The best way to represent primary sources is by creating a tidy dataset with the document(s). That way, when analyzing the primary source, the raw data has been organized in a way that is both easier for computer softwares to understand and convert as well as having the individual input of each variable standardized in a way that allows for more practical analysis. When working with hand written, highly subjective primary sources, creating a tidy dataset out of the measurable information from that source will help to filter out some, but not all bias that exists within the document. 

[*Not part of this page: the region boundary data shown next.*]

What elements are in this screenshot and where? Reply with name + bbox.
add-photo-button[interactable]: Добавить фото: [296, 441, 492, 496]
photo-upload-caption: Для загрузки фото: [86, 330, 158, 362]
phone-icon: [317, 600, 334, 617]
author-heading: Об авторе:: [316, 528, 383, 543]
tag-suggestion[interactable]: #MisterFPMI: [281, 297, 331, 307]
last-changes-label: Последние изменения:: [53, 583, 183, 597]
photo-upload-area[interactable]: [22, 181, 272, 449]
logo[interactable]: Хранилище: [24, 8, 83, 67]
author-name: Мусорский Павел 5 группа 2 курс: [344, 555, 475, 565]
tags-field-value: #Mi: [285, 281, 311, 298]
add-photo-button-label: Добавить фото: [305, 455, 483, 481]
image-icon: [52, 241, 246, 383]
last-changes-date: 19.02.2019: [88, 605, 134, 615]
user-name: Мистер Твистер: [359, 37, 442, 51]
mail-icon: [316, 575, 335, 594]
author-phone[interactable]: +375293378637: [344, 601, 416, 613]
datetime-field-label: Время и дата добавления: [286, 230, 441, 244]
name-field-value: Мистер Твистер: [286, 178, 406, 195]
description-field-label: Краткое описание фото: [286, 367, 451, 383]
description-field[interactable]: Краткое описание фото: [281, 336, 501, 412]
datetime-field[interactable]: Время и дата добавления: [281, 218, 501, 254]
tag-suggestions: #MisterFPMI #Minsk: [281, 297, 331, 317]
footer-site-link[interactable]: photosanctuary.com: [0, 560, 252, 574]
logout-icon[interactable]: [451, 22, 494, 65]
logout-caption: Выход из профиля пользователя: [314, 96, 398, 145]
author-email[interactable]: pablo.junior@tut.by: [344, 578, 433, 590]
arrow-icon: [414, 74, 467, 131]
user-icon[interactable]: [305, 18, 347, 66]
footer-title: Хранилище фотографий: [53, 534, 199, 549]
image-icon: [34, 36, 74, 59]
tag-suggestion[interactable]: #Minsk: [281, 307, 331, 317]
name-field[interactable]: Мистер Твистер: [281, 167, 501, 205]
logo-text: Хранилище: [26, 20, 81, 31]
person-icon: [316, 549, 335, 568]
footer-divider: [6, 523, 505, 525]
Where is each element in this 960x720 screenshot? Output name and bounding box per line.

The advantages of considering primary sources as data are that it enables the audience to develop a deeper and more personal understanding of the event in question. It also allows for a less biased analysis of the data, instead of multiple eras of bias, there is only one: when the data is from. Also, transcribing primary sources into a dataset creates a wider scope of accessibility for the potential audience of that data. By typing old-timey handwritten documents, it is now possible that those who may have trouble reading cursive will be able to comprehend the writing on the original source. While primary sources may not paint a complete picture of what the subject is, working with primary sources can provide an inside look at the unrefined reactions and opinions of the author. Also, referincing primary sources may uncover quantifiable raw data that may have been removed by the filters of every new analysis. Therefore, while primary sources may not always delineate the entire event, they are great references to have that cover thorough, specific aspects of an event or events. 

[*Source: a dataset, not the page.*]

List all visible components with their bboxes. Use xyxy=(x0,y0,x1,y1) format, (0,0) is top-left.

Wickham’s principles of tidy data are that each row has only one observation, every column has only one variable, and that each cell has only one value. This provides for an analysis of the data in a way that is both efficient and effective. In the tidy dataset that I had recently created, it was difficult to document the data in a way that met all of these requirements. While creating the dataset, I had to constantly reevaluate the variables and observations in a way that prioritized the efficiency and effectiveness that is appropriate in order to create the standardized version of a tidy dataset. However, looking at the dataset when it was finished, I was able to locate a specific value in a much faster time than when it was written on the original document. This made for much quicker analysis, as I was able to focus solely on analyzing similar values of observations rather than spending a lot of time trying to simply locate each individual piece of data.